Hayatta niye çok paraya ihtiyaç olsun ki? Övünmek için mi? Başkalarını küçümsemek için mi? Kendini başarılı hissetmek için mi? Ben zaten başarılıyım. Paraya ihtiyacım yok. Bizim yüz bin liralık karavanımız var yüz liralık çadırcıyla birarada olamayız demişlerdi bazıları. Ben olurum. Yüz binlik karavanım da olsa benim her zaman yanımda yüz liralık çadırcılara yer olur.

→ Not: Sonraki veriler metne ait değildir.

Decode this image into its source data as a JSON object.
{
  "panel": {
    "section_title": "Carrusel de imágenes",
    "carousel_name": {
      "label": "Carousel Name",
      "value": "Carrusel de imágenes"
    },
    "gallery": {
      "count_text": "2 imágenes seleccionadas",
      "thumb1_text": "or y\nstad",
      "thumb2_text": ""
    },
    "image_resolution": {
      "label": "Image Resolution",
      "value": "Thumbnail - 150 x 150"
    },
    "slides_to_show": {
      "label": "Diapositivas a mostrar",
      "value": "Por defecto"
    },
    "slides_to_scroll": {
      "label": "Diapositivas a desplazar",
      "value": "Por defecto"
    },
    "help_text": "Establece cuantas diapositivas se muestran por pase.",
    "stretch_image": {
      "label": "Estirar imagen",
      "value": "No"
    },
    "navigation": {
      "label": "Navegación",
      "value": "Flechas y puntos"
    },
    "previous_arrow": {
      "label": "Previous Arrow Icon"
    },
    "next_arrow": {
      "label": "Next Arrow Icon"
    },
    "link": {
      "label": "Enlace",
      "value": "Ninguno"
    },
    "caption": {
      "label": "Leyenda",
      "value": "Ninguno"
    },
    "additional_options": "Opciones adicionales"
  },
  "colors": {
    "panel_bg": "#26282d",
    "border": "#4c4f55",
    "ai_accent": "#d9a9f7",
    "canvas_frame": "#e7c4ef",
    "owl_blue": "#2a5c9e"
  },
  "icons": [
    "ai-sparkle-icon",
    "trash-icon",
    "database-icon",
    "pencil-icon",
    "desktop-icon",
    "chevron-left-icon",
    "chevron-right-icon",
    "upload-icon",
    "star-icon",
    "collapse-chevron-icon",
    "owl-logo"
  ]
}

Bugün canım nedense ekmek yapmak istemedi, ben de ekmeğimi bakkaldan aldım. Şimdi yemeğimi yedim dolapta koçan mısırım vardı onları haşlıyorum. Haşlanmış mısırı pek severim. Benim çocukluğumda sokakta gezen haşlanmış mısırcılar vardı Burgaz'da. Onlardan alır yerdik.
Arkadaşlar,
Kötü niyetli çirkin insanlara rağmen ayakta kaldım ve özgürce yaşadım hayatımı. Bazen tüm enerjimi bitirdiler. Hastanelere düştüm. O zaman gerçekten başkalarına muhtaç hale geldim. Hakkımda çirkin şeyler üfürenlerin hiçbirisi bu zor zamanlarımda yanımda olmadı. Benim sıkıntıda olduğumu ruhları bile duymadı. Bütün bu zorlukların sonunda öğrendiğim şey ise zaten istediğim gibi olabileceğim ve istediğimi yaşayabileceğim gerçeğidir.
Yani arkadaşlar, Ben özgür yaşayan özgür bir kampçıyım. Dedikoducular ve yalancılar beni yıkamadılar. İstediğim gibi olurum, istediğim gibi yaşarım yalancı oçocukları bana karışamaz.
Sapiens gerçekten güzel bir kitapmış. Bu kadar çok okunmuş olmasına şaşmamak gerek. Kitap pek çok konuda insanı aydınlatıyor. Daha henüz yarısına bile gelmedim ama kitap hakkında rahatlıkla bunları söyleyebilirim.